One of Gabriel's favorite qualities of good songs is their ability to freeze you in a certain time and place.
"I can remember where I was when I first heard Hendrix's "Hey Joe," which was at school in a particular room upstairs and it was, in fact, in the next-door room. And my ear perked up and I went in and listened to it and just had to find out about who this artist was," said Gabriel.
"I think particularly when you're growing up, songs are like memory stamps. And I think people go through life and they have these intense experiences that are really beautiful or really horrible that just get locked into a certain song."
One of Gabriel's favorite female artists is Joni Mitchell, and chose her song "Blue" for his playlist.
"Joni, I think, I've been in love with not just because of the writing, but also [because] she was an experimenter," he said. "She was pushing the musical boundaries both in the way she wrote harmonies and then exploring arrangements. Great artist."

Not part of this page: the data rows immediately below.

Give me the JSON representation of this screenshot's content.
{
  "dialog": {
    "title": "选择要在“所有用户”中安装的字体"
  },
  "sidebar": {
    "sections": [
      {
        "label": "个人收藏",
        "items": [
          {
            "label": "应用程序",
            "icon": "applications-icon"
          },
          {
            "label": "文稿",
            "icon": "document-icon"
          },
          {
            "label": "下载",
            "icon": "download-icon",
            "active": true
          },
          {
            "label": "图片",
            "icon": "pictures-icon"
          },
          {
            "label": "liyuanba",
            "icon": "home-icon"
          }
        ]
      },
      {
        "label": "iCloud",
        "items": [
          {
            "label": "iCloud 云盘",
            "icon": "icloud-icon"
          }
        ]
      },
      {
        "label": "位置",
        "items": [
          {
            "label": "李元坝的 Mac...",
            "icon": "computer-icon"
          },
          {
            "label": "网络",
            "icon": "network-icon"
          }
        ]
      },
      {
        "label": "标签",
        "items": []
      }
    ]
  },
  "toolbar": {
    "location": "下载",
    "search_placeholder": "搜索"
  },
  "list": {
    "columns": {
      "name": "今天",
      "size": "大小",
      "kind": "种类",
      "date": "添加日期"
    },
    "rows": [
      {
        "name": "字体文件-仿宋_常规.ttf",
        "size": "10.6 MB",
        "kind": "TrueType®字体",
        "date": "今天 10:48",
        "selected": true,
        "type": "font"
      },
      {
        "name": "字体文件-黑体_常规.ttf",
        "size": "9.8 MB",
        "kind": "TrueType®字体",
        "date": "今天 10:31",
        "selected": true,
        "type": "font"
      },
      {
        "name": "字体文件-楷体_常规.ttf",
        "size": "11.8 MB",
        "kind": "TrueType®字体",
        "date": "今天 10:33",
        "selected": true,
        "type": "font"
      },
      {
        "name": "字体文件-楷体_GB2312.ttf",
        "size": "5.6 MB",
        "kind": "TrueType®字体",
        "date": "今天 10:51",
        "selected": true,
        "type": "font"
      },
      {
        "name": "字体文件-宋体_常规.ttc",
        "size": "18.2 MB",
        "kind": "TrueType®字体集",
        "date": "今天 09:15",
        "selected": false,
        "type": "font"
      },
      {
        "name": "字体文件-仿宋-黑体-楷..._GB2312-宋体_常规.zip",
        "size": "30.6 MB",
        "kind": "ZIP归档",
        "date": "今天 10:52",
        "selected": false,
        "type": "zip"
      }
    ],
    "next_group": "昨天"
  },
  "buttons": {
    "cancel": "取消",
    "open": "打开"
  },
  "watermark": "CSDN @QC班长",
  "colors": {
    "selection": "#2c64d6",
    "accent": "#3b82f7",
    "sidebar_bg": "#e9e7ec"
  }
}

Gabriel is drawn to great melodies and great songwriting, and cited Leonard Cohen, Tom Waits and Paul Simon on the top of the list of his favorite songwriters.
"Paul Simon, he's written so many great songs. 'Boy in the Bubble' was one [of them]," he said. "Like many people, I loved the 'Graceland' record. And you get carried away with the infectious grooves and you don't always listen that much to the words. And that's one of the most extraordinary lyrics written on a rock song, I think. It's stunning."
"Randy Newman is another person I think is a master songwriter and does beautiful arrangements," Gabriel said. "And I think some of the things he does for films seem deceptively simple, but they are really the work of a master.
"I think ["I Think It's Gonna Rain Today"] is one of his best songs. It's not necessarily a very positive message, but it's beautifully constructed, elegant songwriting with a lot of heart."
This year, Gabriel and his former bandmates from Genesis will be inducted to the Rock and Roll Hall of Fame.